In DUET's case, it will be one of the last listed infrastructure funds to bring management in-house after Macquarie raised more than $400 million in 2009 internalising a suite of managed listed funds.

The tide has turned against externally managed funds on the basis most charged excessive fees and had interests not necessarily aligned to those of investors.

The internalisation of DUET's management - if approved - will be a nice one-off payment for joint external managers AMP and Macquarie Group. Between them, they will get an estimated $98 million in cash and securities, a pretty rich compensation package, albeit not the most generous received to ditch external managers.

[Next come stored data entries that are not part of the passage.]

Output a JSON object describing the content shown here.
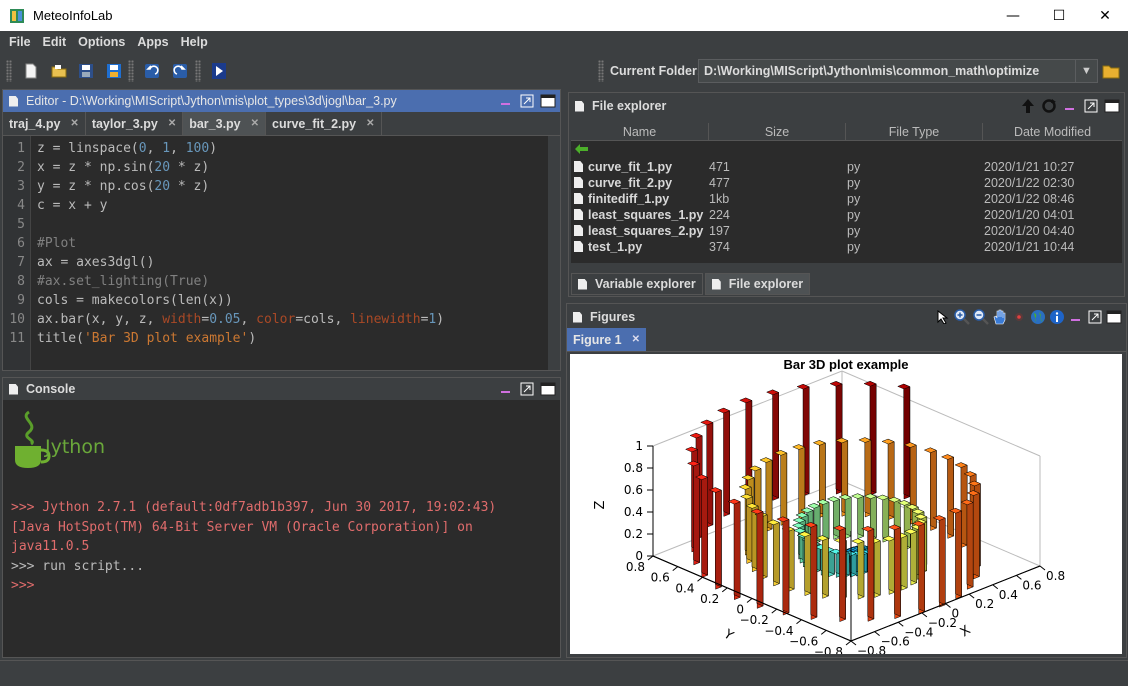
{
  "window": {
    "title": "MeteoInfoLab"
  },
  "menubar": {
    "items": [
      "File",
      "Edit",
      "Options",
      "Apps",
      "Help"
    ]
  },
  "toolbar": {
    "folder_label": "Current Folder:",
    "folder_value": "D:\\Working\\MIScript\\Jython\\mis\\common_math\\optimize"
  },
  "editor": {
    "title": "Editor - D:\\Working\\MIScript\\Jython\\mis\\plot_types\\3d\\jogl\\bar_3.py",
    "tabs": [
      "traj_4.py",
      "taylor_3.py",
      "bar_3.py",
      "curve_fit_2.py"
    ],
    "active_tab": "bar_3.py",
    "lines": [
      "z = linspace(0, 1, 100)",
      "x = z * np.sin(20 * z)",
      "y = z * np.cos(20 * z)",
      "c = x + y",
      "",
      "#Plot",
      "ax = axes3dgl()",
      "#ax.set_lighting(True)",
      "cols = makecolors(len(x))",
      "ax.bar(x, y, z, width=0.05, color=cols, linewidth=1)",
      "title('Bar 3D plot example')"
    ]
  },
  "console": {
    "title": "Console",
    "logo_text": "Jython",
    "lines": [
      ">>> Jython 2.7.1 (default:0df7adb1b397, Jun 30 2017, 19:02:43)",
      "[Java HotSpot(TM) 64-Bit Server VM (Oracle Corporation)] on",
      "java11.0.5",
      ">>> run script...",
      ">>>"
    ]
  },
  "file_explorer": {
    "title": "File explorer",
    "columns": [
      "Name",
      "Size",
      "File Type",
      "Date Modified"
    ],
    "rows": [
      {
        "name": "curve_fit_1.py",
        "size": "471",
        "type": "py",
        "date": "2020/1/21 10:27"
      },
      {
        "name": "curve_fit_2.py",
        "size": "477",
        "type": "py",
        "date": "2020/1/22 02:30"
      },
      {
        "name": "finitediff_1.py",
        "size": "1kb",
        "type": "py",
        "date": "2020/1/22 08:46"
      },
      {
        "name": "least_squares_1.py",
        "size": "224",
        "type": "py",
        "date": "2020/1/20 04:01"
      },
      {
        "name": "least_squares_2.py",
        "size": "197",
        "type": "py",
        "date": "2020/1/20 04:40"
      },
      {
        "name": "test_1.py",
        "size": "374",
        "type": "py",
        "date": "2020/1/21 10:44"
      }
    ],
    "bottom_tabs": [
      "Variable explorer",
      "File explorer"
    ],
    "active_bottom_tab": "File explorer"
  },
  "figures": {
    "title": "Figures",
    "tab": "Figure 1",
    "plot_title": "Bar 3D plot example",
    "z_label": "Z",
    "x_label": "X",
    "y_label": "Y",
    "z_ticks": [
      "0",
      "0.2",
      "0.4",
      "0.6",
      "0.8",
      "1"
    ],
    "x_ticks": [
      "−0.8",
      "−0.6",
      "−0.4",
      "−0.2",
      "0",
      "0.2",
      "0.4",
      "0.6",
      "0.8"
    ],
    "y_ticks": [
      "0.8",
      "0.6",
      "0.4",
      "0.2",
      "0",
      "−0.2",
      "−0.4",
      "−0.6",
      "−0.8"
    ]
  },
  "chart_data": {
    "type": "bar",
    "title": "Bar 3D plot example",
    "xlabel": "X",
    "ylabel": "Y",
    "zlabel": "Z",
    "xlim": [
      -0.8,
      0.8
    ],
    "ylim": [
      -0.8,
      0.8
    ],
    "zlim": [
      0,
      1
    ],
    "grid": false
  },
  "colors": {
    "accent": "#4b6eaf",
    "background": "#3c3f41",
    "editor_bg": "#2b2b2b",
    "console_text": "#e06c6c"
  }
}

It comes as Macquarie grapples with life as an investment bank and AMP is digesting its AXA acquisition.

DUET was established in June 2003 as a wholesale unit trust. A year later it listed on the ASX, and AMP set up a joint venture by selling to Macquarie 50 per cent of the entities that held DUET management rights. DUET's portfolio of assets includes investments in the Dampier Bunbury Pipeline, United Energy Distribution and Multinet Gas.

There is a lot of activity in the listed infrastructure space, with Australian Infrastructure Fund and Hastings Funds Management announcing in June the board was in talks about internalising management.

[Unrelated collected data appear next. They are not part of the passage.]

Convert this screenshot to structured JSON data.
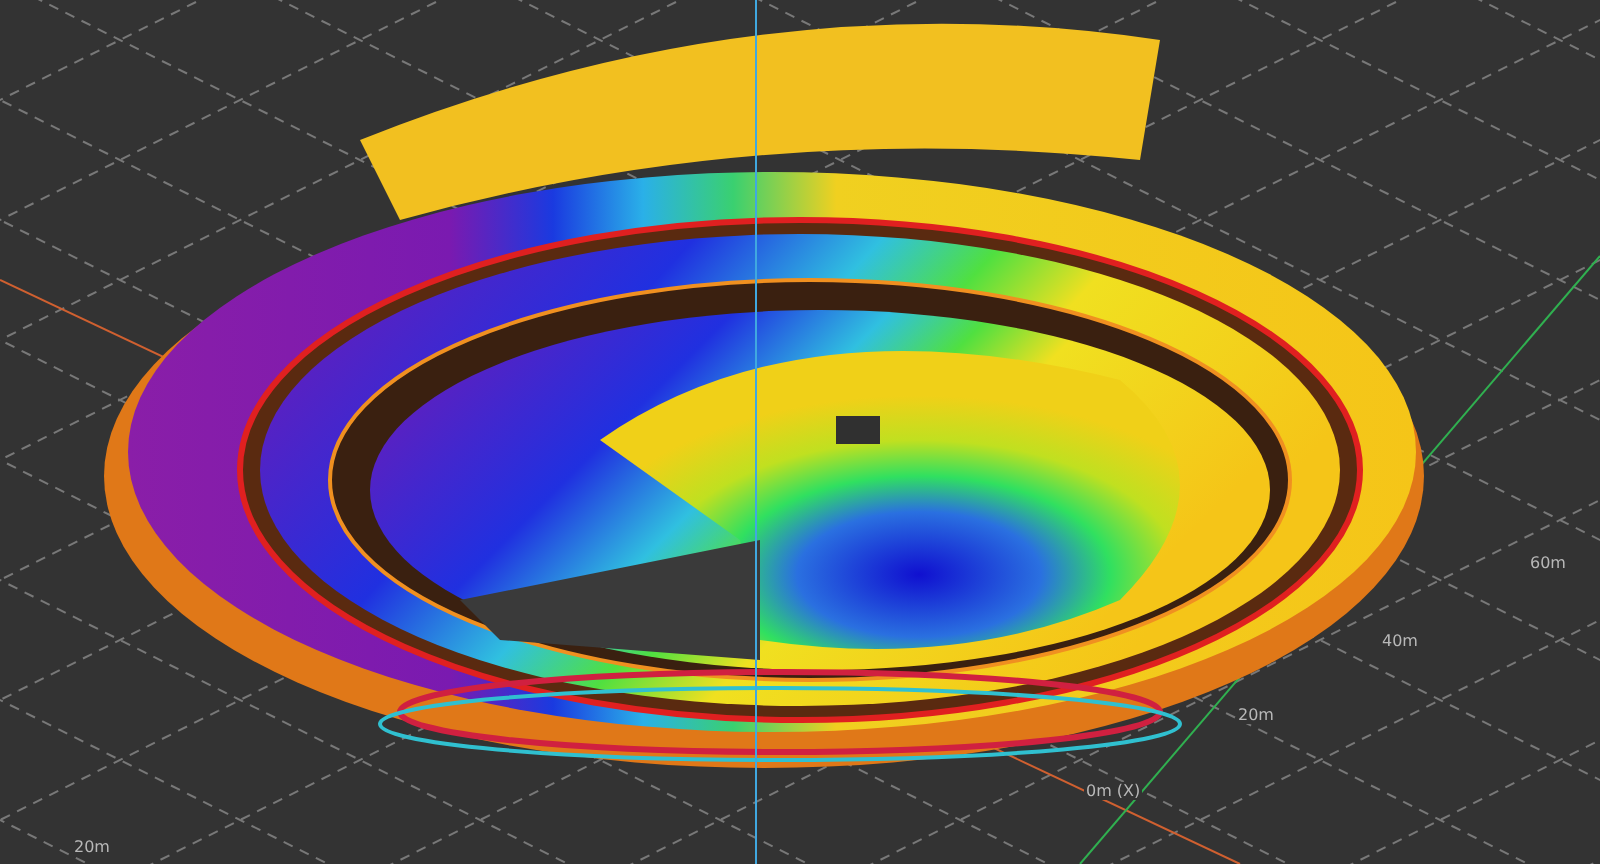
{
  "viewport": {
    "axis_labels": [
      {
        "text": "60m"
      },
      {
        "text": "40m"
      },
      {
        "text": "20m"
      },
      {
        "text": "0m (X)"
      },
      {
        "text": "20m"
      }
    ]
  }
}
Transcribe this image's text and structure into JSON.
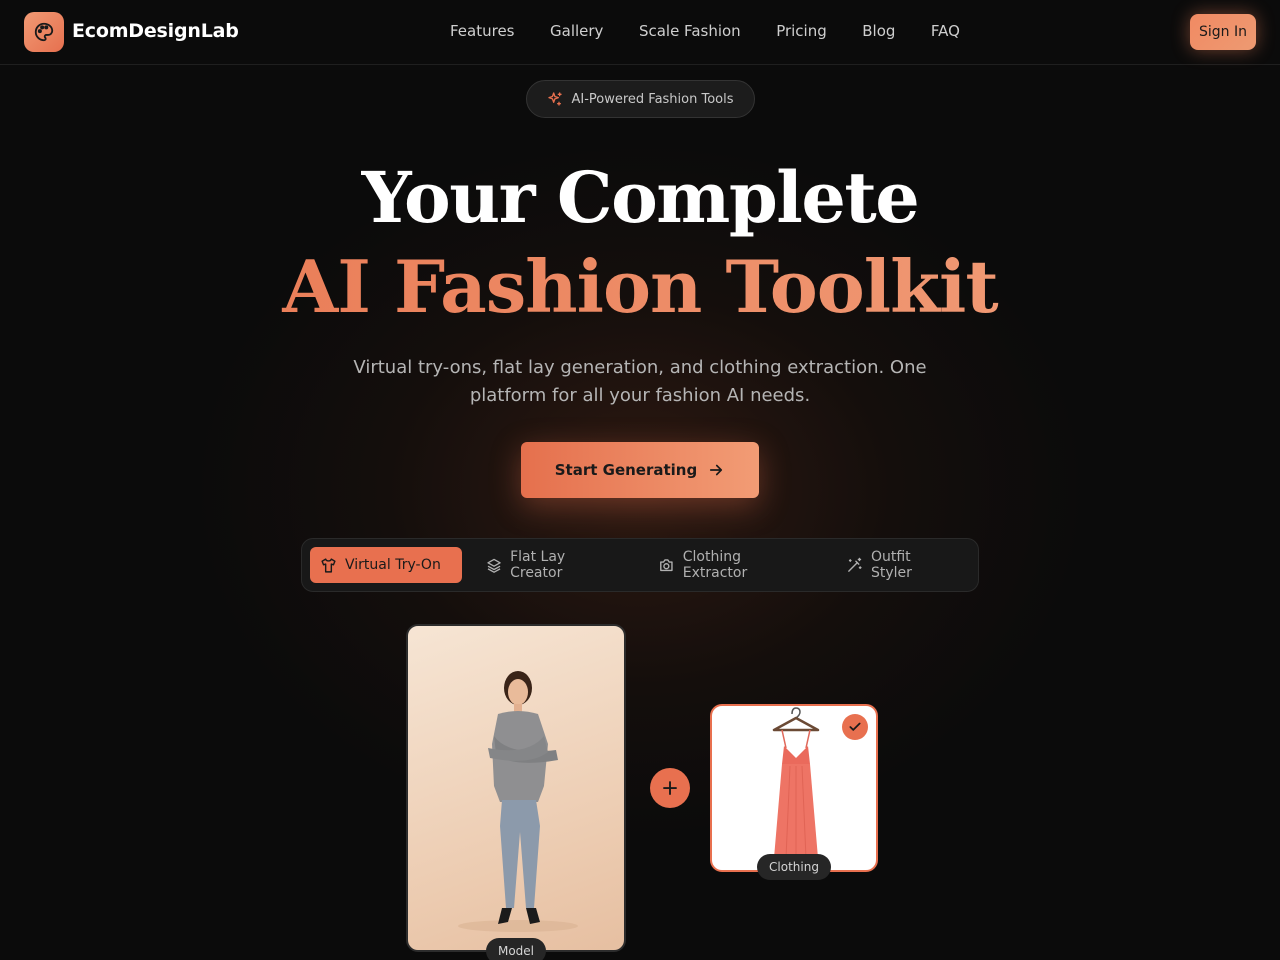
{
  "brand": {
    "name": "EcomDesignLab",
    "logo_icon": "palette-icon"
  },
  "nav": {
    "links": [
      "Features",
      "Gallery",
      "Scale Fashion",
      "Pricing",
      "Blog",
      "FAQ"
    ],
    "signin_label": "Sign In"
  },
  "hero": {
    "badge": "AI-Powered Fashion Tools",
    "title_line1": "Your Complete",
    "title_line2": "AI Fashion Toolkit",
    "subtitle": "Virtual try-ons, flat lay generation, and clothing extraction. One platform for all your fashion AI needs.",
    "cta_label": "Start Generating"
  },
  "tabs": [
    {
      "label": "Virtual Try-On",
      "icon": "shirt-icon",
      "active": true
    },
    {
      "label": "Flat Lay Creator",
      "icon": "layers-icon",
      "active": false
    },
    {
      "label": "Clothing Extractor",
      "icon": "camera-icon",
      "active": false
    },
    {
      "label": "Outfit Styler",
      "icon": "wand-icon",
      "active": false
    }
  ],
  "demo": {
    "model_label": "Model",
    "clothing_label": "Clothing"
  },
  "colors": {
    "accent": "#e8704f",
    "accent_light": "#f29c75",
    "background": "#0b0b0b"
  }
}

Hastings and Hastings Diversified Utilities Fund are at the centre of competing bids from Pipeline Partners and APT Pipelines, and received a decision by the Takeover Panel yesterday that it had declined proceedings on an application from investor AFIC into the affairs of Hastings.

The application concerned the provision of a full independent evaluation of the internalisation of management of Hastings Diversified in the context of a takeover bid for Hastings by Pipeline Partners. The battle ensues.